La asociación ecologista IAEDEN-Salvem l¿Empordà ha denunciado que la empresa Canales del Fluvià Nàutic pretende abrir el próximo año una base náutica con capacidad para 550 embarcaciones, que va asociada a la futura construcción de un club de playa con bungalós, piscinas y otras instalaciones deportivas en la desembocadura del río Fluvià, junto a parque natural de los Aiguamolls del Empordà.
En la web donde se promociona el proyecto, denominado Illa del Fuvià, hay una galería fotográfica con recreaciones virtuales de cómo quedará el entorno una vez construida la totalidad del complejo. Los amarres se ubican en pantalanes flotantes sobre los antiguos canales construidos cuando, en los años 70, se proyectó ubicar en esa zona la urbanización de lujo Fluvià Marina.

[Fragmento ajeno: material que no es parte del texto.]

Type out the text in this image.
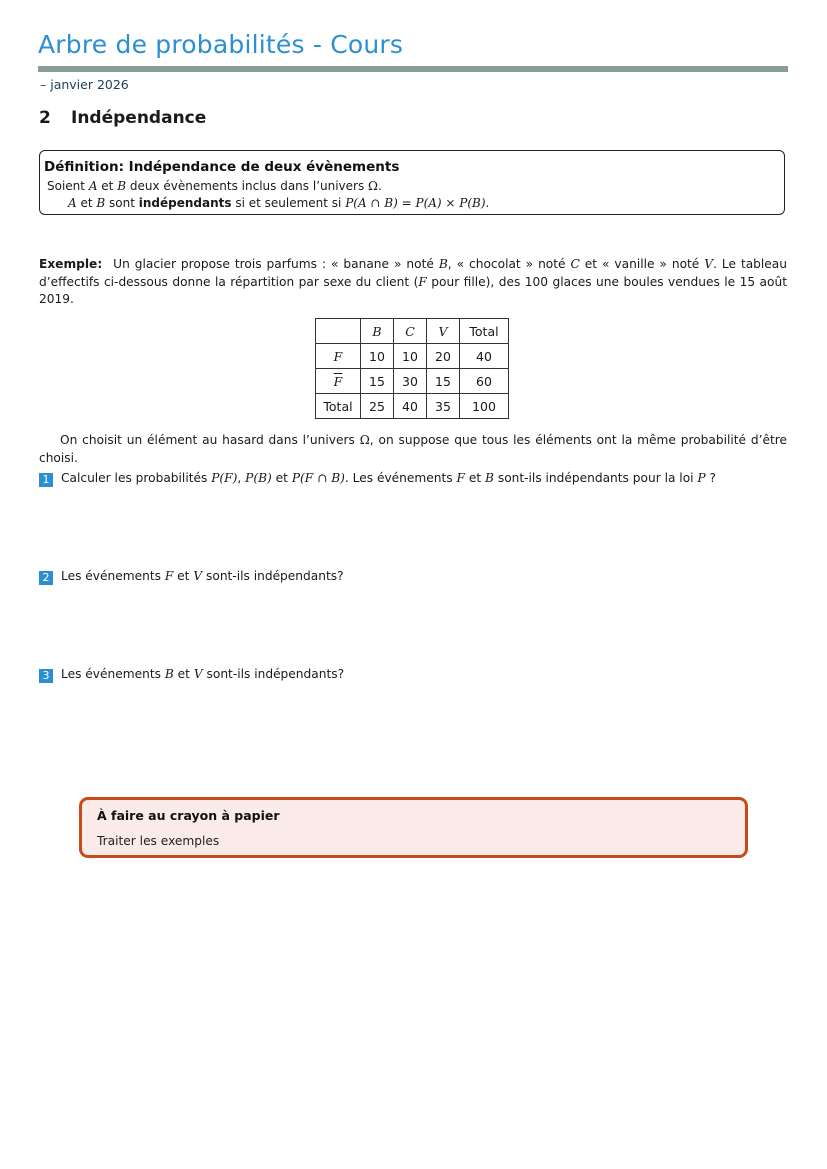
Arbre de probabilités - Cours
– janvier 2026
2 Indépendance
Définition: Indépendance de deux évènements
Soient A et B deux évènements inclus dans l’univers Ω.
A et B sont indépendants si et seulement si P(A ∩ B) = P(A) × P(B).
Exemple: Un glacier propose trois parfums : « banane » noté B, « chocolat » noté C et « vanille » noté V. Le tableau d’effectifs ci-dessous donne la répartition par sexe du client (F pour fille), des 100 glaces une boules vendues le 15 août 2019.
	B	C	V	Total
F	10	10	20	40
$\overline{F}$	15	30	15	60
Total	25	40	35	100
On choisit un élément au hasard dans l’univers Ω, on suppose que tous les éléments ont la même probabilité d’être choisi.
1 Calculer les probabilités P(F), P(B) et P(F ∩ B). Les événements F et B sont-ils indépendants pour la loi P ?
2 Les événements F et V sont-ils indépendants?
3 Les événements B et V sont-ils indépendants?
À faire au crayon à papier
Traiter les exemples
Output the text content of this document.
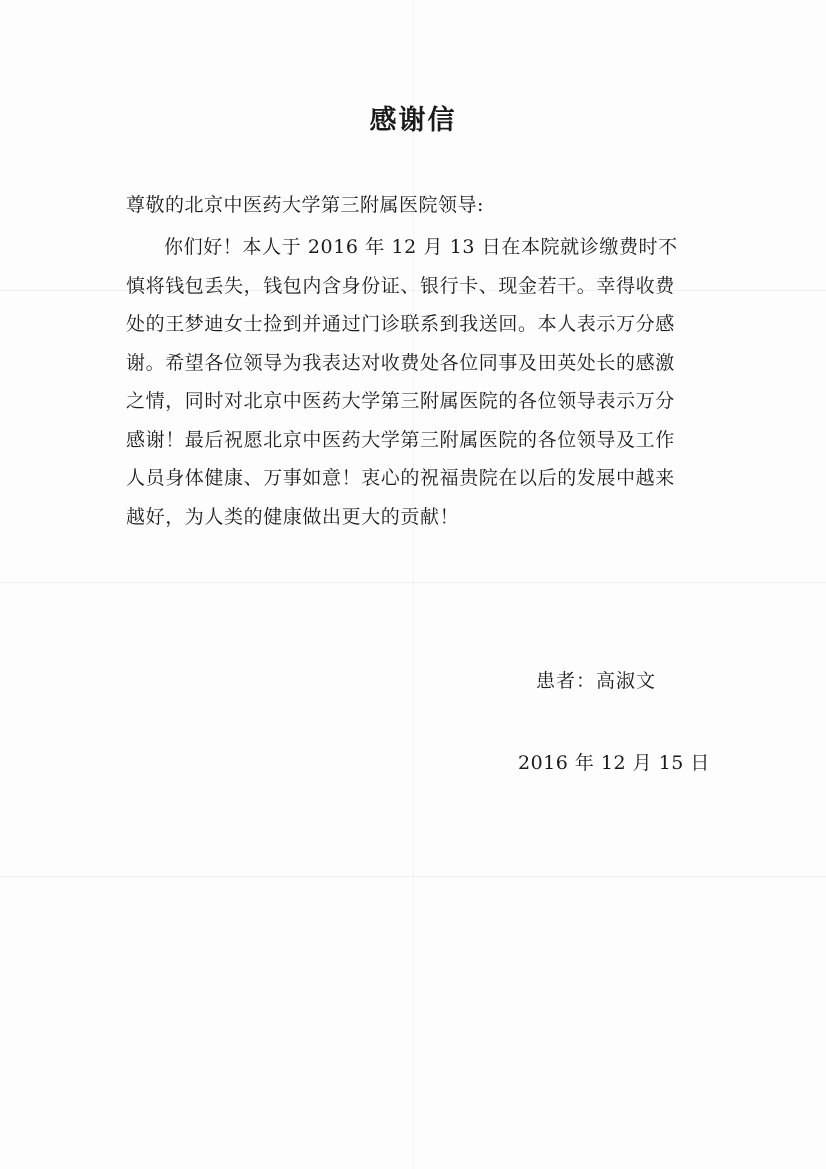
感谢信
尊敬的北京中医药大学第三附属医院领导:
你们好！本人于 2016 年 12 月 13 日在本院就诊缴费时不
慎将钱包丢失，钱包内含身份证、银行卡、现金若干。幸得收费
处的王梦迪女士捡到并通过门诊联系到我送回。本人表示万分感
谢。希望各位领导为我表达对收费处各位同事及田英处长的感激
之情，同时对北京中医药大学第三附属医院的各位领导表示万分
感谢！最后祝愿北京中医药大学第三附属医院的各位领导及工作
人员身体健康、万事如意！衷心的祝福贵院在以后的发展中越来
越好，为人类的健康做出更大的贡献！
患者：高淑文
2016 年 12 月 15 日
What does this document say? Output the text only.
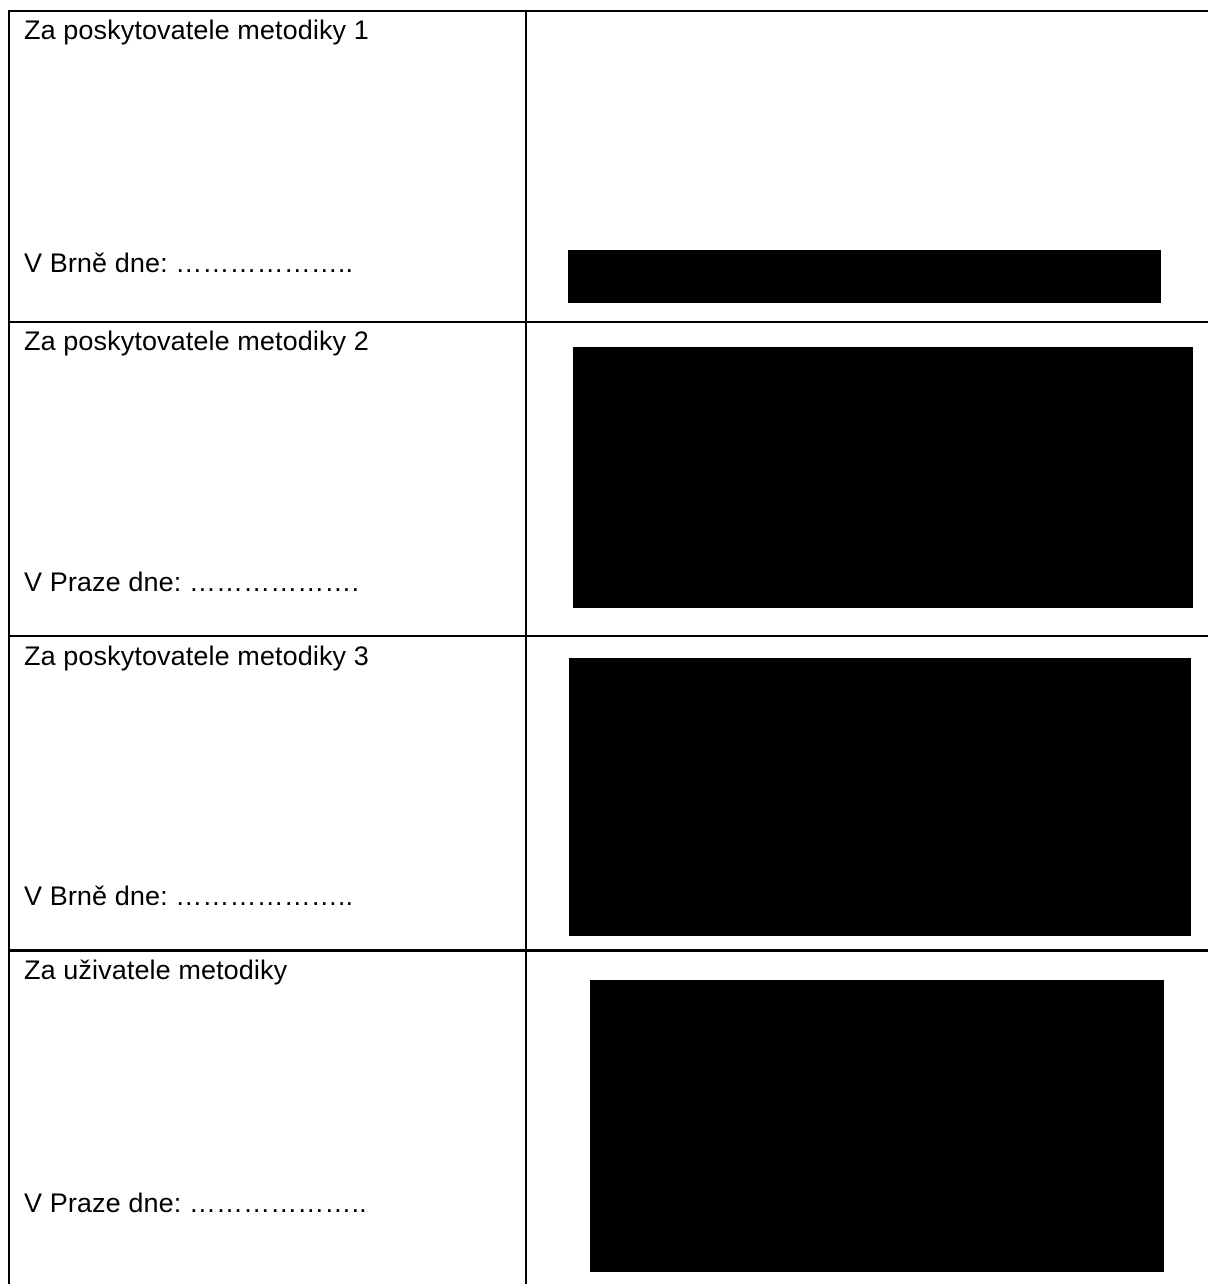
Za poskytovatele metodiky 1
V Brně dne: ………………..
Za poskytovatele metodiky 2
V Praze dne: ……………….
Za poskytovatele metodiky 3
V Brně dne: ………………..
Za uživatele metodiky
V Praze dne: ………………..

Esa urbanización, que generó una fuerte oposición del territorio, preveía la construcción de 500 viviendas, un hotel y canales navegables (que todavía siguen allí), como en la vecina Empuriabrava. Tras 30 años de lucha, el edificio que presidía el complejo, el Fluviànàutic, fue demolido el 23 de febrero del 2005. La construcción, que no estaba acabada, se había levantado junto a la desembocadura del río, considerada en la actualidad una zona inundable, no urbanizable y especialmente protegida.

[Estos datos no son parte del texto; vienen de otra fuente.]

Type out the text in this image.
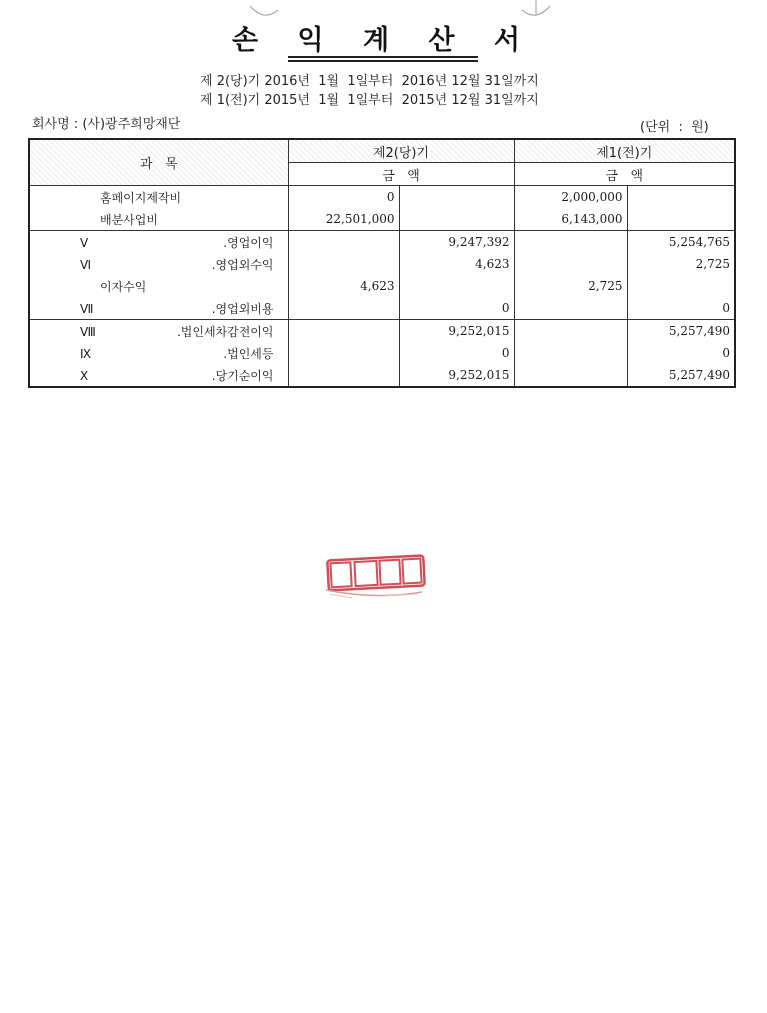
손 익 계 산 서
제 2(당)기 2016년  1월  1일부터  2016년 12월 31일까지
제 1(전)기 2015년  1월  1일부터  2015년 12월 31일까지
회사명 : (사)광주희망재단	(단위  :  원)
과   목	제2(당)기		제1(전)기	
	금   액		금   액	
홈페이지제작비	0		2,000,000	
배분사업비	22,501,000		6,143,000	
Ⅴ.영업이익		9,247,392		5,254,765
Ⅵ.영업외수익		4,623		2,725
이자수익	4,623		2,725	
Ⅶ.영업외비용		0		0
Ⅷ.법인세차감전이익		9,252,015		5,257,490
Ⅸ.법인세등		0		0
Ⅹ.당기순이익		9,252,015		5,257,490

Bàrbara Schmitt, portavoz de IADEN-Salvem l¿Empordà, ha explicado que los promotores basan el proyecto en una antigua concesión de los años 70 otorgada por el Ministerio de Agricultura y Medio Ambiente, que fue renovada el pasado mes de julio. “Nos enteramos porque alguien nos dijo que en el Salón Náutico de Barcelona ya se estaban ofreciendo reservas de amarres”, ha dicho.

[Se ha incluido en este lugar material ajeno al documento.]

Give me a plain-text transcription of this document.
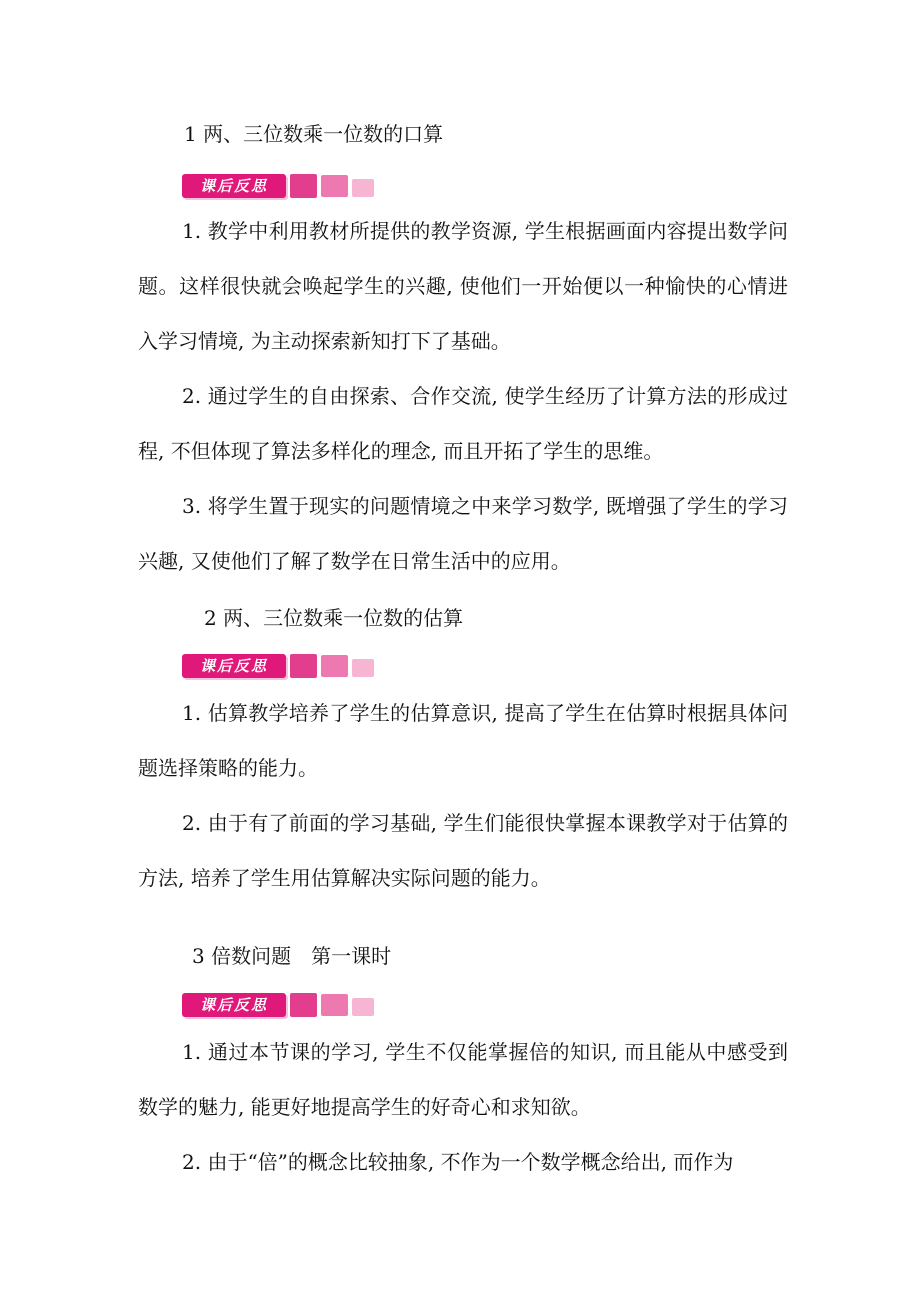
1 两、三位数乘一位数的口算
课后反思

1. 教学中利用教材所提供的教学资源, 学生根据画面内容提出数学问题。这样很快就会唤起学生的兴趣, 使他们一开始便以一种愉快的心情进入学习情境, 为主动探索新知打下了基础。

2. 通过学生的自由探索、合作交流, 使学生经历了计算方法的形成过程, 不但体现了算法多样化的理念, 而且开拓了学生的思维。

3. 将学生置于现实的问题情境之中来学习数学, 既增强了学生的学习兴趣, 又使他们了解了数学在日常生活中的应用。

2 两、三位数乘一位数的估算
课后反思

1. 估算教学培养了学生的估算意识, 提高了学生在估算时根据具体问题选择策略的能力。

2. 由于有了前面的学习基础, 学生们能很快掌握本课教学对于估算的方法, 培养了学生用估算解决实际问题的能力。

3 倍数问题　第一课时
课后反思

1. 通过本节课的学习, 学生不仅能掌握倍的知识, 而且能从中感受到数学的魅力, 能更好地提高学生的好奇心和求知欲。

2. 由于“倍”的概念比较抽象, 不作为一个数学概念给出, 而作为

Schmitt ha pedido a la Conselleria de Territori i Sostenibilitat que tome cartas en el asunto y que, aunque se trate de una concesión ministerial, se apliquen las leyes de protección de espacios naturales de Catalunya y la ley de puertos de la Generalitat, que no prevé la construcción de ningún club náutico en los próximos años.
Víctor Latorre, propietario de Canales del Fluvià Nàutic, ha explicado que lo que se muestra en la web es una recreación del proyecto final que a él le gustaría promover en aquella zona, pero ha asegurado que, en este momento, su empresa solo se dedica a alquilar amarres en los canales que ya están construidos y que el año próximo solo se abrirán estas instalaciones. "En verano entrán allí hasta 200 embarcaciones sin ninguna vigilancia, por eso es mejor que los amarres se hagan de forma controlada", ha dicho.
Latorre ha precisado que los bungalós y demás instalaciones que se ven en la página web de la empresa forman parte de un proyecto de "turismo sostenible" que se construiría en varias fases y que en la página ya se advierte que las imágenes representadas requieren de la aprobación de planeamiento. "Se ubicarían construcciones de una sola planta fabricadas en madera y cristal que funcinarían como edificios auxiliares. Luego nos gustaría hacer una parque de la naturaleza, con bungalós pero con muy baja densidad de visitantes, sin autocaravanas ni carreteras. Un proyecto respetuoso con el medio ambiente que supondría una inversión de 14 millones de euros y que daría empleo a un centenar de personas".
Fuentes de la Conselleria de Territori i Sostenibilitat han afirmado que se trata de un proyecto del que todavía "no se conocen todos los detalles", pero que, a su juicio, "difícilmente tiene cabida en una zona protegida y, en cualquier caso, no encaja con el modelo territorial y ambiental del delta del Fluvià".